Fredel lança un regard assassin au vieil ami du Marcheur, puis reporta son attention sur les cartes.

— On va avoir un problème sur la Passe, repris Ragne. Nous étions attendus. Même si les informations dont je dispose manquent de clarté, Kelde connait déjà notre action.

— La fourmilière ? Interrogea Karoozis.

— Il n’était pas là en personne, mais ses agents étaient présents.

— Vous parlez des chimères de Kelde, dédaigna Fredel. C’est votre pute Leudel qui vous en a informé !

— Tu es jaloux à l’idée qu’on l’enfile le prêtre ? J’ai deux trois soldats qui ont cette appétence avec les hommes, je peux t’arranger ça, railla le géant noir.

— Hérésie ! Blasphème ! C’est une traitresse, elle s’est retournée contre ses anciens maitres ! Comment peut-on lui faire confiance ?

— D’une, Ragne lui fait confiance, et en général, on réfléchit à plusieurs fois avant de trahir quelqu’un qui peut scinder la terre en deux et qui est immortel. Et de deux, la dernière fois que j’ai vérifié, les infos étaient bonnes et malgré ta gentillesse religieuse, elle ne t’avait toujours pas décapité, répondit lentement Karoozis.

— Assez, trancha le Marcheur ! Nous n’avons pas le temps pour vos chamailleries. La Passe va être impénétrable dès la nuit. Et une vieille amie s’y trouvera.

— Kelde s’y déplace en personne ? Blêmit le longue-vie.

— Nous la tuerons dans fléchir une seule seconde, sourit Fredel à la même seconde.

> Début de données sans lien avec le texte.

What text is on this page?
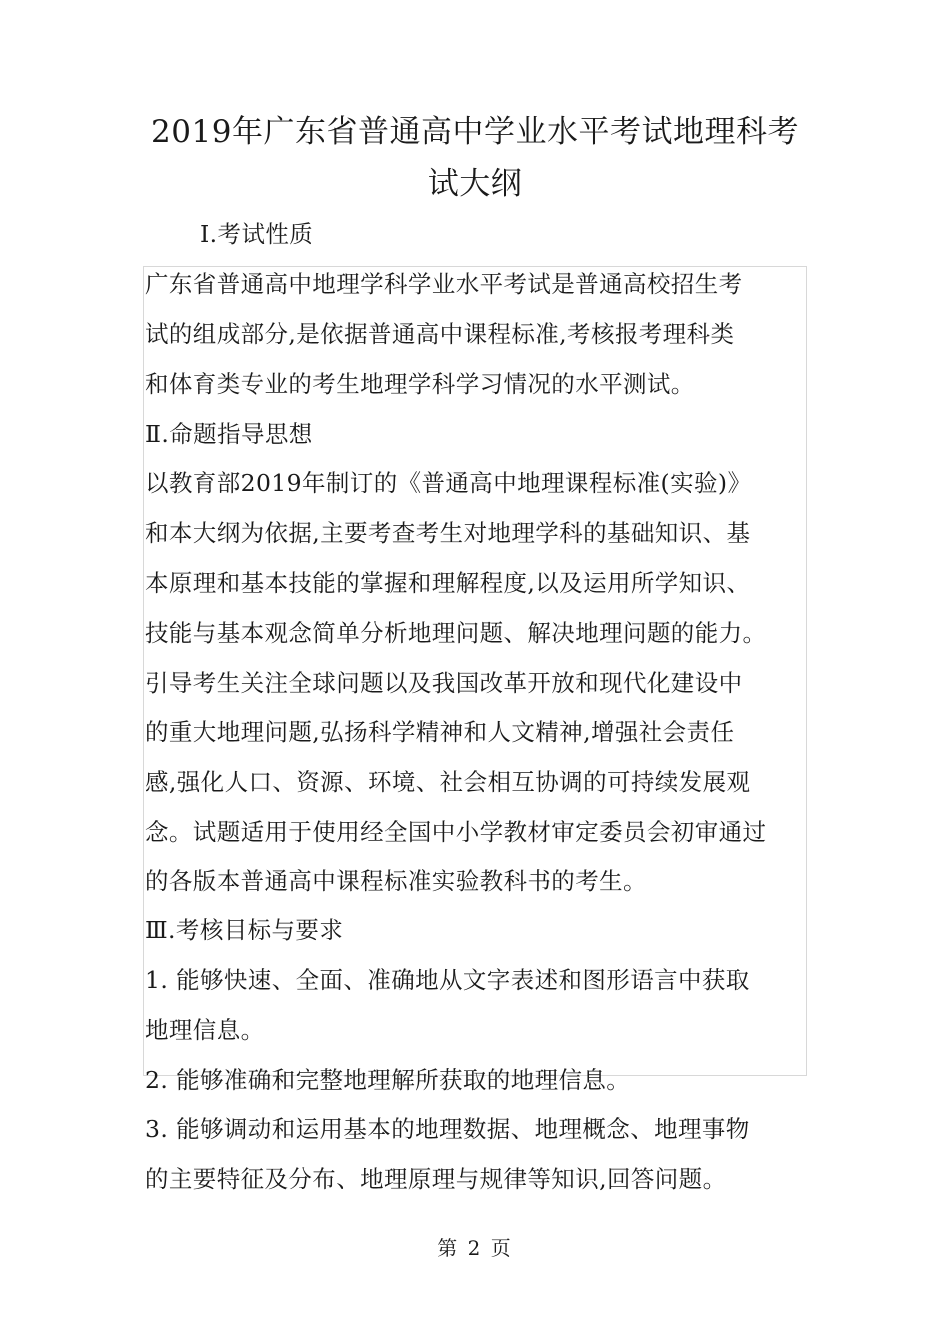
2019年广东省普通高中学业水平考试地理科考
试大纲
Ⅰ.考试性质
广东省普通高中地理学科学业水平考试是普通高校招生考
试的组成部分,是依据普通高中课程标准,考核报考理科类
和体育类专业的考生地理学科学习情况的水平测试。
Ⅱ.命题指导思想
以教育部2019年制订的《普通高中地理课程标准(实验)》
和本大纲为依据,主要考查考生对地理学科的基础知识、基
本原理和基本技能的掌握和理解程度,以及运用所学知识、
技能与基本观念简单分析地理问题、解决地理问题的能力。
引导考生关注全球问题以及我国改革开放和现代化建设中
的重大地理问题,弘扬科学精神和人文精神,增强社会责任
感,强化人口、资源、环境、社会相互协调的可持续发展观
念。试题适用于使用经全国中小学教材审定委员会初审通过
的各版本普通高中课程标准实验教科书的考生。
Ⅲ.考核目标与要求
1. 能够快速、全面、准确地从文字表述和图形语言中获取
地理信息。
2. 能够准确和完整地理解所获取的地理信息。
3. 能够调动和运用基本的地理数据、地理概念、地理事物
的主要特征及分布、地理原理与规律等知识,回答问题。
第 2 页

— Non, ce n’est pas Kelde.

 Le silence tomba comme un couperet à cette déclaration. Karoozis comprenant lentement les conséquences d’une telle affirmation, le plan allait se précipiter et leur calendrier était donc mauvais. Si Ragne avait cette information, alors la date approchait très vite. Le colosse lança un regard attristé vers son ami. Voilà des années qu’ils foulaient la terre ensemble, et le jour qui venait annonçait la fin de leur voyage. Au-delà de son cocon de rire, Karoozis sentit une boule d’amour sincère poindre dans sa poitrine. Ragne avait vieilli au cours de la dernière décennie. Il mobilisait aujourd’hui ses dernières forces pour finir ce qu’il avait commencé. Et le marcheur transpirait de peur à l’idée d’affronter ce futur.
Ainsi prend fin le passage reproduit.